After lunch, we watched a video on the Tuskegee Syphilis Study and had discussion groups about the ethical issue surrounding the study. This experiment was documented in the Pulitzer Prize winning play Miss Evers' Boys by David Feldshuh. As someone from a neighboring county in Alabama, it was hard for me to hear Feldshuh’s story. I know how insidious this problem still is in the South and not much can make me angrier than the thought of racism to anyone in any form.

On a happier note, my new 20GB 4G iPod came in today and I am in love all over again. Did you know that an iPod can give you a better body? I am living proof. Working out is fun when you have a soundtrack.

After working out, I went to sing in Immune Response, our men’s choir at the medical school. It’s my first time and I am really excited. I was in glee club all four years at my undergrad (Asbury College) and the songs we are singing, Coney Island and For the Longest Time, are a lot of fun. If you have suggestions for us, just post a comment and let me know.

Working out was immediately followed by Bible study, shower, dinner, laundry, and an intense study session. Like I said, crazy day…but awesome…visual metaphors are cool.

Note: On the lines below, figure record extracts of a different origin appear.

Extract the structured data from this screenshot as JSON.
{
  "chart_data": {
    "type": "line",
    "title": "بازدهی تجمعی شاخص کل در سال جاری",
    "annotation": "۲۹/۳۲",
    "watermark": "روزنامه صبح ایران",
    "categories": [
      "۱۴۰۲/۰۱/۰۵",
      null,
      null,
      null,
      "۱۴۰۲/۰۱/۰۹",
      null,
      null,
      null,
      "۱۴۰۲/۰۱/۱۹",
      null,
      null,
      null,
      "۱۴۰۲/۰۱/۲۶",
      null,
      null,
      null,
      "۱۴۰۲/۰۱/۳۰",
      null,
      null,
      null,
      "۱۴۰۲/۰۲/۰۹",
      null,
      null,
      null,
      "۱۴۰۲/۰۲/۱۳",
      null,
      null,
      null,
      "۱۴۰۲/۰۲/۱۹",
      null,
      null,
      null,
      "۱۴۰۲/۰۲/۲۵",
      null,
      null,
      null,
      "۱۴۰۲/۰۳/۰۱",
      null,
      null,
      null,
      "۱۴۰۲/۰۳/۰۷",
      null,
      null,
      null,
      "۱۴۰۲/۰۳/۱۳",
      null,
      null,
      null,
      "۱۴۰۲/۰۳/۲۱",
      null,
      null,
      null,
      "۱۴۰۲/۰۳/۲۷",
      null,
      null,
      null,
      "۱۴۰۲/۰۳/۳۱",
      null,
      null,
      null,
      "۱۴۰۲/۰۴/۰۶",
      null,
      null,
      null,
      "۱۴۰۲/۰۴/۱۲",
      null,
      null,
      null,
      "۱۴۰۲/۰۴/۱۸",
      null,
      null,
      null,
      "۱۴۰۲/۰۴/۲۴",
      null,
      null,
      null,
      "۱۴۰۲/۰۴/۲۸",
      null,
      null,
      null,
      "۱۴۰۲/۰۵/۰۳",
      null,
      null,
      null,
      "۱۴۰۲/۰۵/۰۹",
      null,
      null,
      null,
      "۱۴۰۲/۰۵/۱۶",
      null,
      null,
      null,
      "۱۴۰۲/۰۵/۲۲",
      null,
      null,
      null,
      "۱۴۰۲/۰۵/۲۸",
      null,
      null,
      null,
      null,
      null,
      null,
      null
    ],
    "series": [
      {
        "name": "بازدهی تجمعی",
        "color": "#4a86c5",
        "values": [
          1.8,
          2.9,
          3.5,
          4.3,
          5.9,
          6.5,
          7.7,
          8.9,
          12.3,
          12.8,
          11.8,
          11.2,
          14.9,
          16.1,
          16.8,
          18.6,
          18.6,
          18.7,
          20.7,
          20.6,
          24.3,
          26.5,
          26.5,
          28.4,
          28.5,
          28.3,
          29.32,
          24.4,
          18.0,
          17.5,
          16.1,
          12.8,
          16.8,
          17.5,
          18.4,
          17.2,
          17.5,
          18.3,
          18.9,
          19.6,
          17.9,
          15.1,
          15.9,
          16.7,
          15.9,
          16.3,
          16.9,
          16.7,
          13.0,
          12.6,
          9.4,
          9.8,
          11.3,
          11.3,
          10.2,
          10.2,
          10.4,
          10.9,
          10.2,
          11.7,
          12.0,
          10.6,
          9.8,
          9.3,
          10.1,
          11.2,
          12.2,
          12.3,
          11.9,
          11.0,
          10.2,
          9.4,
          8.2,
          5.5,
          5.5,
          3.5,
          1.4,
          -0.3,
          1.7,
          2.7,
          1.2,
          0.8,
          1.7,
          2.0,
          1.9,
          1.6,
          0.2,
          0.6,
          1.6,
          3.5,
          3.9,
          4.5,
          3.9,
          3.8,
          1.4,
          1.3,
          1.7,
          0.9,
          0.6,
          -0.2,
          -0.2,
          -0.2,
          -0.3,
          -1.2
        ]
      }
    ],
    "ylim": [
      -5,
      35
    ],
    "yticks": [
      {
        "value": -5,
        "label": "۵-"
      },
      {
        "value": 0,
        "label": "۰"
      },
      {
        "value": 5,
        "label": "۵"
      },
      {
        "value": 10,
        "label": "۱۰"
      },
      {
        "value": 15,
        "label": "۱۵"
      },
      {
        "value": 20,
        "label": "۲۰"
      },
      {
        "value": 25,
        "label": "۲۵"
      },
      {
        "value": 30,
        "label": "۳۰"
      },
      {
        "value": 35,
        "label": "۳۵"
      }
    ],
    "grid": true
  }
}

Wednesday, August 25, 2004

Little Bit of Intro


Rob Thomas, VMSII. My name and the little acronym that will define much of my life for the coming year. Letters that signify my place as a second year student at Vanderbilt Medical School. I figure that most people know someone who has been through the experience of a medical education. Still, as someone in the midst of it all, it seems like such an amazing experience that I want to share it with whoever is interested. So whether you are a pre-med student looking for some insight or simply an interested observer, my goal is to give you a glimpse into the amazing and challenging reality that is my life. If that sounds interesting to you, check back soon for updates. I am really excited about what this year has in store for me!